30.0 g of compound MC03 (crude product with Gardner Index of 10.7 and 95.4 % purity) were dissolved in 70.0 g of 1-methoxy-2-propanol at 60 °C. Cooled to temperature of 36 °C followed by the addition of 0.36 g of methane sulfonic acid and 0.16 g of MC03 crystals for seeding. The cooling temperature was lowered to 7 °C during 9.7 hours, resulting in a temperature of 10 °C in the final mixture. Cooling temperature of 7 °C was maintained for 0.5 hours. The crystals were then isolated by filtration using a Buchner funnel equipped with filter paper and the mother liquor was suctioned off. The filter cake was then rinsed with 30.0 g of cooled 1-methoxy-2-propanol (temperature of the washing liquor was 14 °C). Thereafter 30.0 g of cooled 1-methoxy-2- propanol (the temperature of the washing liquor was 14 °C) were added, the cake was re- slurried in the washing liquid by using a spatula and the washing liquor was suctioned off. Finally, the crystals were rinsed with 30.0 g of cooled 1-methoxy-2-propanol. The crystals were then dried in a vacuum oven at 85 °C and 20 mbar for 16 hours yielding 12.0 g (41.5 % yield) of the pure product. Gardner Index: 2.8, % T 460nm: 97.4.

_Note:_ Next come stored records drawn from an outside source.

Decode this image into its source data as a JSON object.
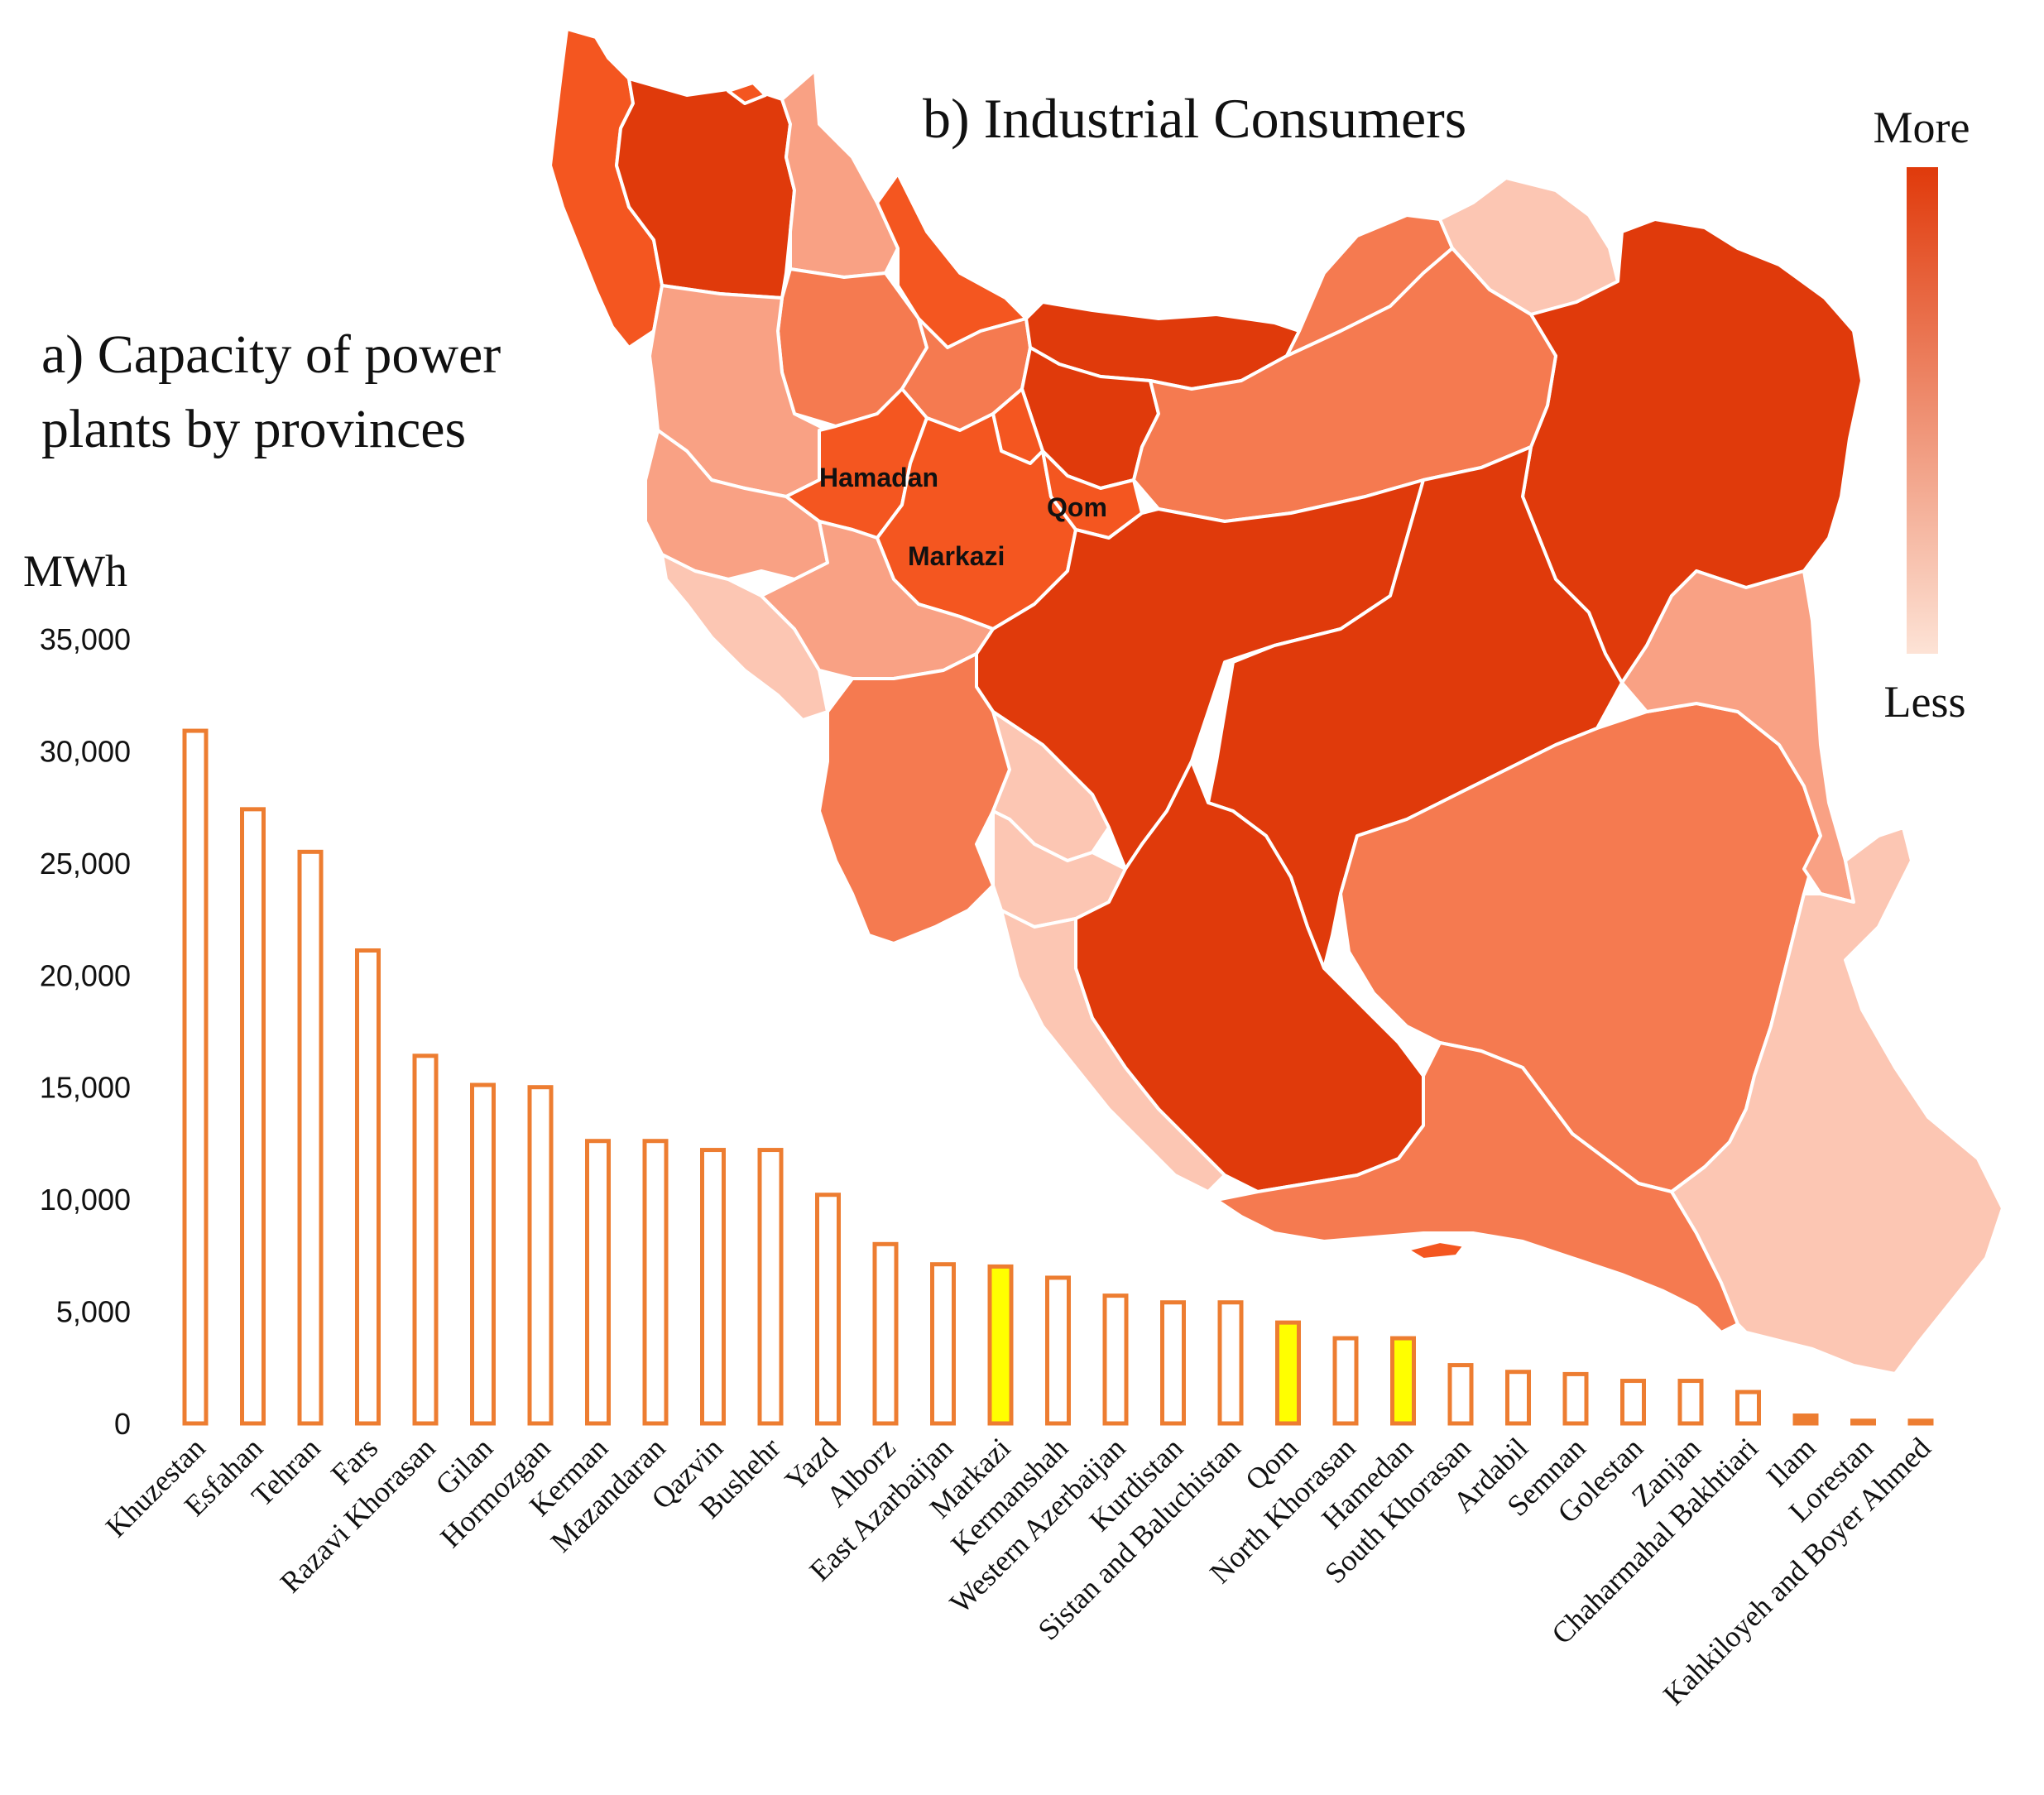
{
  "map": {
    "title": "b) Industrial Consumers",
    "labels": [
      "Hamadan",
      "Qom",
      "Markazi"
    ],
    "legend": {
      "more": "More",
      "less": "Less"
    },
    "colors": {
      "c1": "#e03a0b",
      "c2": "#f45620",
      "c3": "#f57a50",
      "c4": "#f9a184",
      "c5": "#fcc6b3"
    }
  },
  "chart_data": {
    "type": "bar",
    "title": "a) Capacity of power plants by provinces",
    "title_lines": [
      "a) Capacity of power",
      "plants by provinces"
    ],
    "ylabel": "MWh",
    "ylim": [
      0,
      35000
    ],
    "yticks": [
      0,
      5000,
      10000,
      15000,
      20000,
      25000,
      30000,
      35000
    ],
    "ytick_labels": [
      "0",
      "5,000",
      "10,000",
      "15,000",
      "20,000",
      "25,000",
      "30,000",
      "35,000"
    ],
    "grid": false,
    "categories": [
      "Khuzestan",
      "Esfahan",
      "Tehran",
      "Fars",
      "Razavi Khorasan",
      "Gilan",
      "Hormozgan",
      "Kerman",
      "Mazandaran",
      "Qazvin",
      "Bushehr",
      "Yazd",
      "Alborz",
      "East Azarbaijan",
      "Markazi",
      "Kermanshah",
      "Western Azerbaijan",
      "Kurdistan",
      "Sistan and Baluchistan",
      "Qom",
      "North Khorasan",
      "Hamedan",
      "South Khorasan",
      "Ardabil",
      "Semnan",
      "Golestan",
      "Zanjan",
      "Chaharmahal Bakhtiari",
      "Ilam",
      "Lorestan",
      "Kahkiloyeh and Boyer Ahmed"
    ],
    "values": [
      30900,
      27400,
      25500,
      21100,
      16400,
      15100,
      15000,
      12600,
      12600,
      12200,
      12200,
      10200,
      8000,
      7100,
      7000,
      6500,
      5700,
      5400,
      5400,
      4500,
      3800,
      3800,
      2600,
      2300,
      2200,
      1900,
      1900,
      1400,
      350,
      120,
      120
    ],
    "highlighted": [
      "Markazi",
      "Qom",
      "Hamedan"
    ],
    "colors": {
      "bar_outline": "#ed7d31",
      "bar_fill": "#ffffff",
      "highlight_fill": "#ffff00"
    }
  }
}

Comparison of the color properties, the transmission at 460 nm, and the purity of the crystallized merocyanine compounds according to the present invention (Examples 1-1 1) with a reference merocyanine crystallized without the presence of an acid (Comparative Example) are listed in Table C:

The crystallized merocyanine compound in Comparative Example, which was crystallized in an organic, polar solvent without the presence of an acid displays significantly higher yellowing properties described in a high Gardner Index above 5 and a low % transmission value at 460 nm below 10. In contrast hereto the merocyanine compounds in Examples 1 to 1 1 , which were crystallized according to the present invention in the presence of an acid, display significantly better color properties expressed in low Gardner Indices below 3.2 and high % transmission values at 460 nm higher than 90 %.